Courant ce mois de mars à Yaoundé au Cameroun, la ministre de l’Habitat et du Développement urbain, Célestine Ketcha Courtès, a signé deux mémorandums d’entente avec des groupes privés pour la transformation des déchets en électricité.
Les entreprises Thermosun Cameroun et Blue Energy Holding ont annoncé un potentiel d’investissement cumulé de 856,8 milliards de francs CFA. L’objectif est de construire des unités de valorisation énergétique des déchets à Douala et à Yaoundé.
Ces accords font suite aux états généraux sur la gestion des déchets urbains tenus en mai 2025. À cette occasion, le ministère avait qualifié la situation d’insalubrité de « préoccupante » dans les deux métropoles. Douala produit à elle seule environ 2 700 tonnes de déchets par jour. Les infrastructures existantes peinent à absorber ces volumes.

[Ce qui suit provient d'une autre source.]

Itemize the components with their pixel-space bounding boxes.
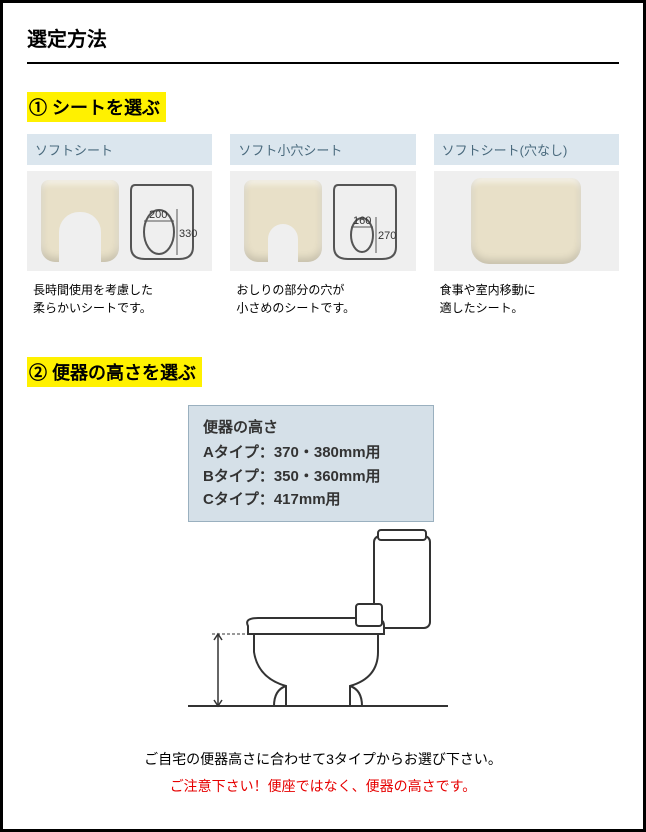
height-row: Cタイプ：417mm用: [203, 488, 419, 511]
height-panel: 便器の高さ Aタイプ：370・380mm用 Bタイプ：350・360mm用 Cタ…: [188, 405, 434, 522]
dim-w-text: 160: [353, 215, 371, 227]
section-1-heading: ① シートを選ぶ: [27, 92, 166, 122]
desc-line: 小さめのシートです。: [236, 301, 355, 315]
desc-line: おしりの部分の穴が: [236, 283, 344, 297]
note-line-1: ご自宅の便器高さに合わせて3タイプからお選び下さい。: [27, 746, 619, 773]
height-row: Bタイプ：350・360mm用: [203, 465, 419, 488]
height-row: Aタイプ：370・380mm用: [203, 441, 419, 464]
cushion-icon: [244, 180, 322, 262]
sheet-graphic: 160 270: [230, 171, 415, 271]
toilet-row: 便器の高さ Aタイプ：370・380mm用 Bタイプ：350・360mm用 Cタ…: [27, 405, 619, 728]
cushion-icon: [41, 180, 119, 262]
sheet-desc: 食事や室内移動に 適したシート。: [434, 281, 619, 317]
sheet-desc: おしりの部分の穴が 小さめのシートです。: [230, 281, 415, 317]
sheet-item-small-hole: ソフト小穴シート 160 270 おしりの部分の穴が 小さめのシートです。: [230, 134, 415, 317]
sheet-desc: 長時間使用を考慮した 柔らかいシートです。: [27, 281, 212, 317]
bottom-notes: ご自宅の便器高さに合わせて3タイプからお選び下さい。 ご注意下さい！便座ではなく…: [27, 746, 619, 799]
desc-line: 適したシート。: [440, 301, 524, 315]
sheet-item-soft: ソフトシート 200 330 長時間使用を考慮した 柔らかいシートです。: [27, 134, 212, 317]
sheet-label: ソフト小穴シート: [230, 134, 415, 165]
desc-line: 長時間使用を考慮した: [33, 283, 153, 297]
section-2: ② 便器の高さを選ぶ 便器の高さ Aタイプ：370・380mm用 Bタイプ：35…: [27, 357, 619, 799]
sheet-graphic: 200 330: [27, 171, 212, 271]
section-2-heading: ② 便器の高さを選ぶ: [27, 357, 202, 387]
section-1: ① シートを選ぶ ソフトシート 200 330 長: [27, 92, 619, 317]
outline-diagram: 160 270: [328, 177, 402, 265]
sheet-row: ソフトシート 200 330 長時間使用を考慮した 柔らかいシートです。: [27, 134, 619, 317]
document-page: 選定方法 ① シートを選ぶ ソフトシート 200 330: [0, 0, 646, 832]
sheet-label: ソフトシート: [27, 134, 212, 165]
page-title: 選定方法: [27, 23, 619, 64]
cushion-icon: [471, 178, 581, 264]
toilet-diagram: [178, 518, 458, 728]
sheet-item-no-hole: ソフトシート(穴なし) 食事や室内移動に 適したシート。: [434, 134, 619, 317]
desc-line: 柔らかいシートです。: [33, 301, 152, 315]
dim-w-text: 200: [149, 209, 167, 221]
dim-h-text: 270: [378, 230, 396, 242]
sheet-label: ソフトシート(穴なし): [434, 134, 619, 165]
desc-line: 食事や室内移動に: [440, 283, 536, 297]
dim-h-text: 330: [179, 228, 197, 240]
height-panel-title: 便器の高さ: [203, 416, 419, 439]
note-line-caution: ご注意下さい！便座ではなく、便器の高さです。: [27, 773, 619, 800]
sheet-graphic: [434, 171, 619, 271]
outline-diagram: 200 330: [125, 177, 199, 265]
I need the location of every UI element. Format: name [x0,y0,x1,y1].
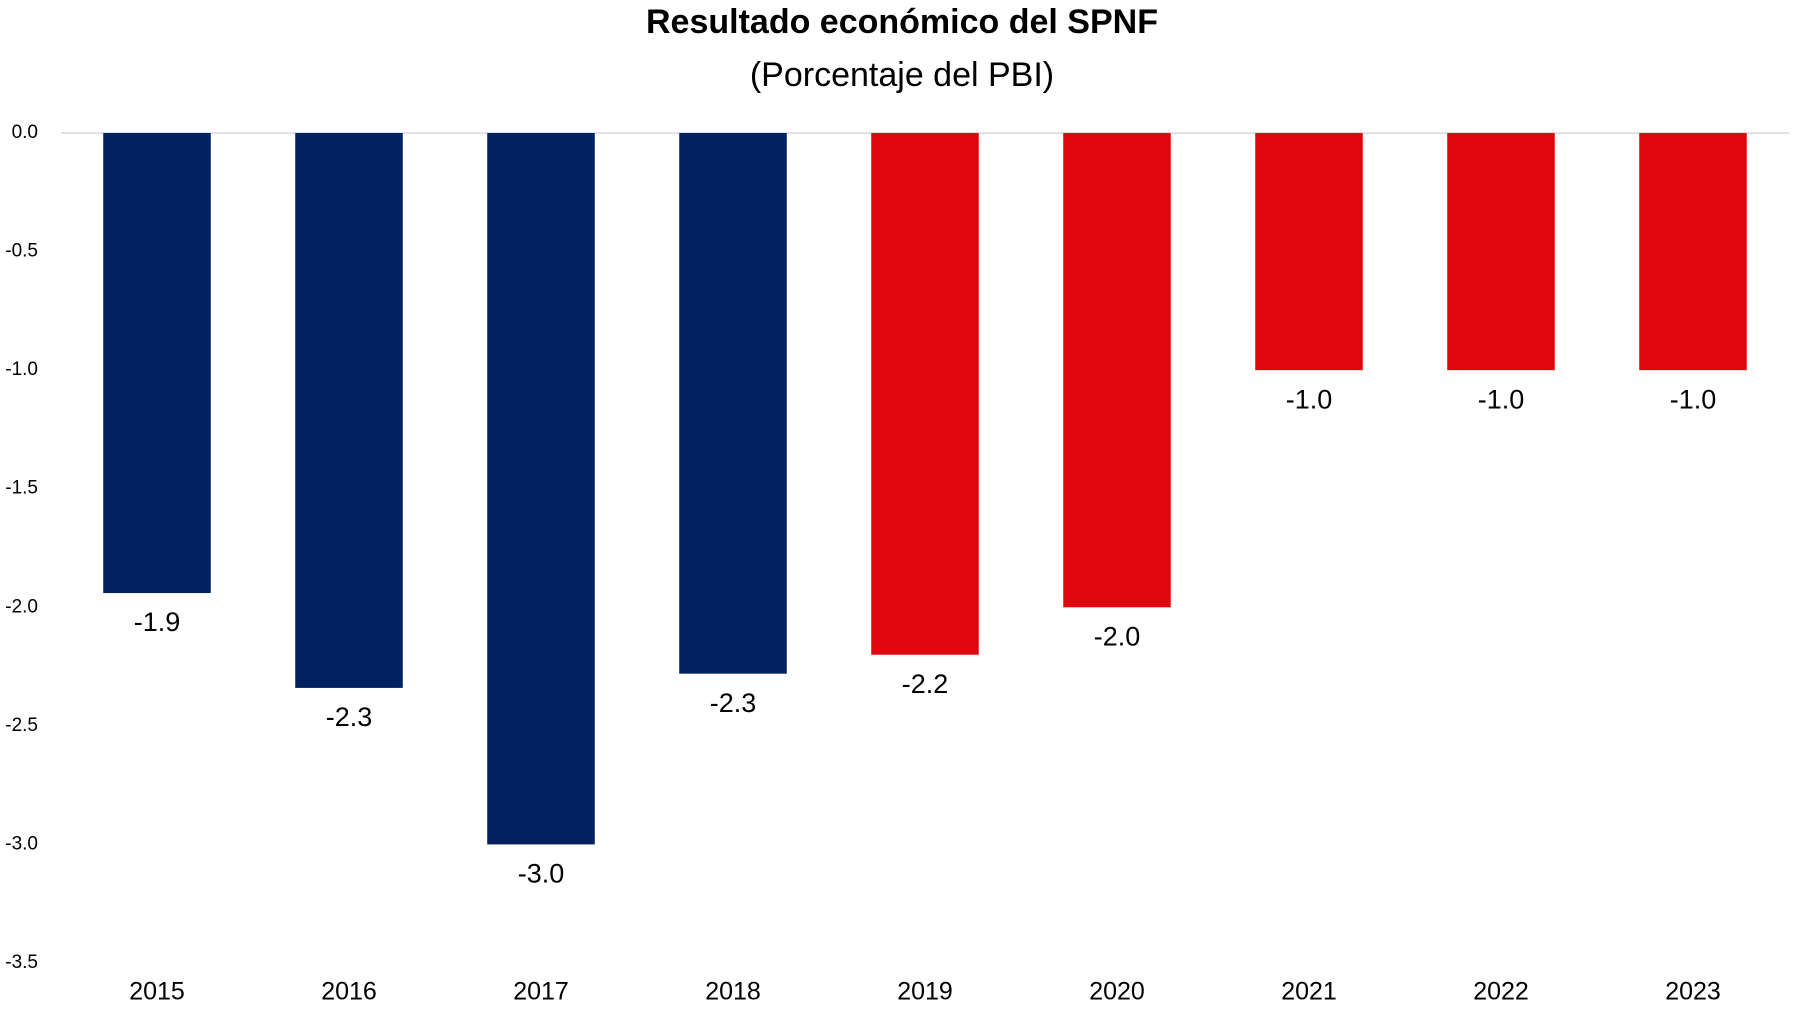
x-tick-label: 2023 [1665,978,1721,1006]
x-tick-label: 2018 [705,978,761,1006]
data-label: -1.0 [1478,384,1525,414]
data-label: -2.3 [326,702,373,732]
data-label: -2.2 [902,669,949,699]
y-tick-label: -2.5 [5,715,38,736]
y-tick-label: -0.5 [5,241,38,262]
chart-subtitle: (Porcentaje del PBI) [750,56,1054,94]
bar [1255,133,1363,371]
y-tick-label: -1.5 [5,478,38,499]
x-tick-label: 2016 [321,978,377,1006]
bar [487,133,595,845]
data-label: -3.0 [518,859,565,889]
bar [295,133,403,688]
data-label: -2.0 [1094,621,1141,651]
y-tick-label: -3.0 [5,833,38,854]
y-tick-label: -3.5 [5,952,38,973]
y-tick-label: -1.0 [5,359,38,380]
bar [103,133,211,594]
data-label: -1.0 [1286,384,1333,414]
bar [871,133,979,655]
data-label: -1.0 [1670,384,1717,414]
bar [1639,133,1747,371]
x-tick-label: 2015 [129,978,185,1006]
y-tick-label: 0.0 [12,122,38,143]
x-tick-label: 2017 [513,978,569,1006]
chart-title: Resultado económico del SPNF [646,3,1158,41]
x-tick-label: 2022 [1473,978,1529,1006]
bar [679,133,787,674]
x-tick-label: 2019 [897,978,953,1006]
bar [1447,133,1555,371]
bar [1063,133,1171,608]
y-tick-label: -2.0 [5,596,38,617]
data-label: -1.9 [134,607,181,637]
x-tick-label: 2020 [1089,978,1145,1006]
x-tick-label: 2021 [1281,978,1337,1006]
data-label: -2.3 [710,688,757,718]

Thermosun Cameroun porte le premier projet, estimé à 276,8 milliards de francs CFA. L’entreprise prévoit deux unités industrielles capables de traiter environ 833 tonnes de déchets quotidiennement. Les installations convertiraient ces déchets en biogaz, électricité, hydrogène et compost. La technologie retenue est celle développée par Smargine Engineering.

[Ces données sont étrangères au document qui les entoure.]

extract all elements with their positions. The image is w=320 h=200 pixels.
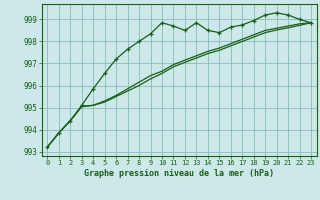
X-axis label: Graphe pression niveau de la mer (hPa): Graphe pression niveau de la mer (hPa) xyxy=(84,169,274,178)
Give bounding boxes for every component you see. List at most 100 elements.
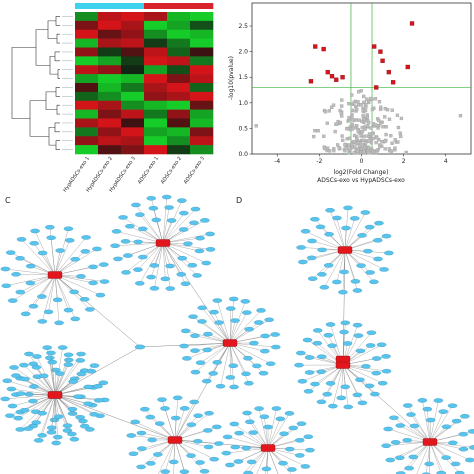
target-node	[352, 288, 363, 293]
target-node	[300, 229, 311, 234]
nonsignificant-point	[353, 126, 357, 130]
target-node	[340, 384, 350, 390]
target-node	[195, 360, 206, 365]
heatmap-cell	[190, 29, 214, 39]
nonsignificant-point	[348, 147, 352, 152]
target-node	[177, 255, 188, 261]
target-edge	[409, 441, 431, 469]
mirna-hub-node	[335, 361, 351, 369]
heatmap-cell	[144, 56, 168, 66]
target-node	[243, 470, 253, 474]
target-node	[317, 247, 327, 253]
x-tick-label: 2	[402, 158, 406, 165]
target-node	[138, 226, 148, 232]
target-edge	[174, 439, 201, 463]
target-edge	[54, 237, 87, 276]
group-bar-segment	[167, 3, 191, 9]
x-tick-label: -2	[316, 158, 322, 165]
target-node	[179, 343, 189, 349]
target-node	[395, 423, 406, 428]
target-edge	[12, 274, 56, 301]
heatmap-cell	[98, 83, 122, 93]
target-node	[208, 371, 218, 376]
volcano-nonsignificant-points	[254, 89, 463, 155]
target-node	[408, 454, 419, 460]
nonsignificant-point	[322, 134, 326, 138]
target-node	[363, 248, 373, 254]
target-node	[323, 263, 334, 268]
heatmap-cell	[190, 145, 214, 155]
nonsignificant-point	[367, 146, 371, 150]
heatmap-cell	[167, 136, 191, 146]
target-node	[373, 238, 383, 243]
target-node	[264, 317, 274, 323]
heatmap-cell	[98, 100, 122, 110]
target-node	[89, 412, 99, 417]
target-edge	[416, 441, 431, 474]
target-node	[300, 464, 311, 469]
target-node	[390, 440, 401, 445]
target-node	[46, 235, 56, 240]
target-node	[28, 303, 39, 309]
target-node	[42, 345, 52, 350]
target-node	[450, 461, 461, 467]
target-node	[212, 360, 222, 365]
inter-hub-link	[174, 342, 231, 441]
target-node	[99, 279, 110, 284]
nonsignificant-point	[338, 108, 342, 113]
target-node	[67, 406, 78, 412]
target-edge	[341, 364, 344, 398]
nonsignificant-point	[396, 140, 400, 144]
target-edge	[162, 207, 170, 244]
heatmap-cell	[75, 109, 99, 119]
target-node	[451, 418, 462, 424]
target-edge	[344, 212, 366, 251]
target-node	[9, 365, 19, 370]
nonsignificant-point	[356, 129, 360, 133]
nonsignificant-point	[399, 116, 404, 121]
target-edge	[137, 242, 164, 270]
inter-hub-link	[342, 249, 346, 366]
nonsignificant-point	[327, 109, 331, 113]
target-node	[193, 439, 203, 444]
target-node	[123, 253, 133, 258]
nonsignificant-point	[333, 129, 337, 134]
target-edge	[131, 435, 176, 441]
target-node	[147, 437, 157, 443]
nonsignificant-point	[368, 96, 373, 101]
target-node	[325, 381, 336, 386]
nonsignificant-point	[335, 143, 340, 147]
target-node	[342, 341, 353, 346]
target-edge	[427, 409, 431, 443]
target-node	[316, 369, 326, 375]
target-edge	[344, 218, 355, 251]
target-edge	[202, 307, 231, 344]
target-node	[310, 216, 320, 222]
significant-point	[325, 69, 330, 75]
target-node	[297, 379, 308, 384]
nonsignificant-point	[365, 97, 369, 101]
target-edge	[49, 227, 56, 276]
nonsignificant-point	[363, 127, 367, 131]
network-panel-d	[294, 205, 474, 474]
heatmap-cell	[121, 74, 145, 84]
heatmap-cell	[121, 118, 145, 128]
target-edge	[54, 364, 69, 396]
target-node	[203, 428, 213, 433]
target-edge	[11, 388, 56, 396]
target-node	[285, 446, 295, 452]
mirna-hub-node	[260, 444, 276, 452]
dendrogram-link	[55, 16, 60, 26]
target-node	[13, 415, 23, 421]
nonsignificant-point	[326, 146, 330, 150]
heatmap-cell	[121, 91, 145, 102]
nonsignificant-point	[378, 144, 382, 149]
target-node	[51, 440, 61, 446]
target-edge	[229, 308, 231, 344]
target-node	[20, 311, 31, 317]
target-edge	[34, 243, 56, 276]
nonsignificant-point	[360, 125, 364, 130]
star-cluster	[126, 395, 224, 474]
target-node	[146, 461, 156, 466]
nonsignificant-point	[339, 111, 343, 115]
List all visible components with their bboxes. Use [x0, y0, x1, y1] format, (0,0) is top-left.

Blue Energy Holding annonce un projet plus étendu, chiffré à 580 milliards de francs CFA. Ses promoteurs avancent une capacité de traitement pouvant atteindre 3 000 tonnes par jour. La production annuelle d’électricité projetée serait de 912 GWh. Le groupe prévoit également 600 bus écologiques, 1 000 camions au biogaz et la création de plus de 15 000 emplois directs et indirects. Selon ses termes, 30 % du financement, soit 174 milliards de francs CFA, devraient provenir d’une contribution de l’État camerounais.
Toutefois, ni le calendrier d’exécution ni la structuration financière détaillée n’ont été rendus publics pour l’un ou l’autre projet.
Le contexte financier du secteur éclaire la prudence qui s’impose. Selon Investir au Cameroun, la taxe sur les ordures a généré 60,6 milliards de francs CFA entre 2020 et 2022, soit environ 20 milliards par an pour les deux villes réunies. La Banque mondiale estimait qu’il faudrait au minimum 15 milliards de francs CFA annuels pour Yaoundé seule afin d’assurer correctement la collecte.
En janvier 2026, Hysacam avait mobilisé des moyens d’urgence pour désengorger les décharges de Nkolfoulou à Yaoundé et de PK10 à Douala. Ces deux sites atteignaient leurs limites de saturation. Ce contexte rappelle que la valorisation énergétique suppose d’abord de résoudre les problèmes logistiques de collecte et de transport.
Entre la signature d’un protocole et la mise en service d’une unité industrielle, les conditions à réunir restent nombreuses : financement sécurisé, technologie éprouvée à grande échelle et coordination avec les opérateurs existants. Les 856,8 milliards annoncés représentent pour l’heure un engagement de principe. Le Cameroun parie sur sa capacité à transformer une contrainte urbaine persistante en filière économique viable.